One of those consumers? Daniel Leader, who founded Bread Alone in fall of 1983.
Back then, “bread was Wonder Bread,” says Nels Leader, Daniel’s son and the CEO of Bread Alone. “When you
went to the supermarket, you couldn’t buy a crusty French baguette. It wasn’t even in the vocabulary at the time. Part of the reason my father founded the business was because he knew of a different style of baking from spending time in Europe — Paris, in particular — and he didn’t see it here.”
Bread Alone, in the company of businesses like Tom Cat Bakery, Berkshire Mountain Bakery, Acme Bread, and La Brea Bakery, slowly reminded the country of the wonder of artisanal bread. This, in combination with the organic food revolution, which would not truly gain traction until the mid-’90s, sowed the seeds of what would become a return- to-roots movement.

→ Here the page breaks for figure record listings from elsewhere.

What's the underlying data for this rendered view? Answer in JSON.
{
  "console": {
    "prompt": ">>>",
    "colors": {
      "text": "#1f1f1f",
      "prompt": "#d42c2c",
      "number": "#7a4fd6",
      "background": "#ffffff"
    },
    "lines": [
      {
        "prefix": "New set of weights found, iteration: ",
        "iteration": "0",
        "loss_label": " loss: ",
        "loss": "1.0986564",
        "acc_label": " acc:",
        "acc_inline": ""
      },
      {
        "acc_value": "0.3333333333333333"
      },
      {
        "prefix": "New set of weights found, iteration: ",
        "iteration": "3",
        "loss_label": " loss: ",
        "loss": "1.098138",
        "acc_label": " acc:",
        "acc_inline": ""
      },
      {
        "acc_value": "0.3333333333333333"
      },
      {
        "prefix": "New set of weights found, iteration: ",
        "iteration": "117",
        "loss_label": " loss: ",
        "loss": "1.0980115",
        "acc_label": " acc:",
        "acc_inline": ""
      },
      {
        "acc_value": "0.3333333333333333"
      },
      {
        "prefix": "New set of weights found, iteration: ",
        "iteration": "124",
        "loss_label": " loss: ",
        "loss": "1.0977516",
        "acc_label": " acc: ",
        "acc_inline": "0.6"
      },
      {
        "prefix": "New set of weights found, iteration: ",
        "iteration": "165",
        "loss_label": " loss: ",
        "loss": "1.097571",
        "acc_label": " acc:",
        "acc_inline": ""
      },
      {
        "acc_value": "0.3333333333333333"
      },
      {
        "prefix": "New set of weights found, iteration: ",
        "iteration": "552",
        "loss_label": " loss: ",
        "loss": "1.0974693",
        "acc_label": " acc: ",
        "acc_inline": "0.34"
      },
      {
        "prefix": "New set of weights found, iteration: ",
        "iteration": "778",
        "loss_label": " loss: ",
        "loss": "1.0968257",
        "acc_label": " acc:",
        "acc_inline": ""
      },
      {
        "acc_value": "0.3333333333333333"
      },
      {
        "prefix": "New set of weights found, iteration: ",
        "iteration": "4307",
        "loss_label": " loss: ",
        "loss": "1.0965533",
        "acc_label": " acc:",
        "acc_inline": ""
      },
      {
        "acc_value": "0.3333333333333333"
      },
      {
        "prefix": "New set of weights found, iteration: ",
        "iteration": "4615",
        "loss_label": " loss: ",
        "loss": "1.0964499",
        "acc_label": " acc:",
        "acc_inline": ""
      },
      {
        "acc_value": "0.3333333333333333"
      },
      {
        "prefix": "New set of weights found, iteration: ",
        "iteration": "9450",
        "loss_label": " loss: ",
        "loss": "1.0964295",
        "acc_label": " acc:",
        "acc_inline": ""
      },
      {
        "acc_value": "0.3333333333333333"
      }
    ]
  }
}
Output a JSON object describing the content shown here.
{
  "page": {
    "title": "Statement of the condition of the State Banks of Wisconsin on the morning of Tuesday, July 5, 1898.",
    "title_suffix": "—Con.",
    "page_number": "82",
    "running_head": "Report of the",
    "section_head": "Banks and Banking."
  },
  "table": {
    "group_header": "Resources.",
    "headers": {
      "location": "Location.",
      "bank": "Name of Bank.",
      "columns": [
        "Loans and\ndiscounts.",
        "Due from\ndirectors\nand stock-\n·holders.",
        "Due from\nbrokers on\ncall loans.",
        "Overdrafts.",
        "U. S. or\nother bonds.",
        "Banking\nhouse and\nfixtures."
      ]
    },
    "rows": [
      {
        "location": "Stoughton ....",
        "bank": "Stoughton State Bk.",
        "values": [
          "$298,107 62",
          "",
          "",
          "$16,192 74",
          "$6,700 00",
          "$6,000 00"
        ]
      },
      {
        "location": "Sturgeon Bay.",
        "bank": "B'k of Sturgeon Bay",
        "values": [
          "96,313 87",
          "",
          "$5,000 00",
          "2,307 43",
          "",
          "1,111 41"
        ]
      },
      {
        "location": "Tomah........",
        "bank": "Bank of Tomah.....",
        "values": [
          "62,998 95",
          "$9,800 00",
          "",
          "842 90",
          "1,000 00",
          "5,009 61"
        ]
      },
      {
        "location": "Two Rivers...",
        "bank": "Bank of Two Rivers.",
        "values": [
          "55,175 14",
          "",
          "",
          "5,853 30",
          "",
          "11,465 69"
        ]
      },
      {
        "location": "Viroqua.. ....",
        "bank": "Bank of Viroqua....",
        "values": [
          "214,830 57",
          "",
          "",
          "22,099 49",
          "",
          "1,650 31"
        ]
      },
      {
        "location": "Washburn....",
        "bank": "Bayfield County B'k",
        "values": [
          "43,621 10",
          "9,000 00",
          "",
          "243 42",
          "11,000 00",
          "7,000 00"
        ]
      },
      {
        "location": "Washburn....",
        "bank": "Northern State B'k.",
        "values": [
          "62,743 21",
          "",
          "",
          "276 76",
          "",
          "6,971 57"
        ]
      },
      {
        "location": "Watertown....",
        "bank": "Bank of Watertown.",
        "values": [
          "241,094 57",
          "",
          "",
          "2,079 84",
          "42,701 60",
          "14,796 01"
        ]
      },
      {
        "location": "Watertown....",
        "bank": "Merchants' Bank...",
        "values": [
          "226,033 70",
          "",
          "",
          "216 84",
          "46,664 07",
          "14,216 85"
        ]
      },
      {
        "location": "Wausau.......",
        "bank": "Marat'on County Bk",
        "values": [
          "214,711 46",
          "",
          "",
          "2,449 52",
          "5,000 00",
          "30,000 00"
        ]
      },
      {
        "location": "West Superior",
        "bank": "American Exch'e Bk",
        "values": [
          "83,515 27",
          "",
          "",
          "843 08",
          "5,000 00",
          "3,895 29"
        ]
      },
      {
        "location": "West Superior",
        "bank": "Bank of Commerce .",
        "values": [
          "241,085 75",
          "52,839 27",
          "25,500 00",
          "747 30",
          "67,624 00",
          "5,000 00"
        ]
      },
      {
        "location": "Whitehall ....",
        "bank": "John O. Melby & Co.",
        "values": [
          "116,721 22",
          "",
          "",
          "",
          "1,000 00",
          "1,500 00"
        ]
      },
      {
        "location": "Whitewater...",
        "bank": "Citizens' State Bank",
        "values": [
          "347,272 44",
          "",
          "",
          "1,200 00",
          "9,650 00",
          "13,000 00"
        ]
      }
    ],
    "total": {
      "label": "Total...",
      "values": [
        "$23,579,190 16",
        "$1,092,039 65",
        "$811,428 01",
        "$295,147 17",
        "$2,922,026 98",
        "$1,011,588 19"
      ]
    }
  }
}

In taking lessons from the past, Bread Alone was actually creating the future. Besides using artisanal techniques,
the company also made organic agriculture a fixture of its business nearly a decade before the USDA developed the organic certification label and criteria. As the business grew, what began as a line of fine print on the packaging took on growing importance to consumers.
Natural fermentation was the only way bread and baked goods were produced until about 100 years ago.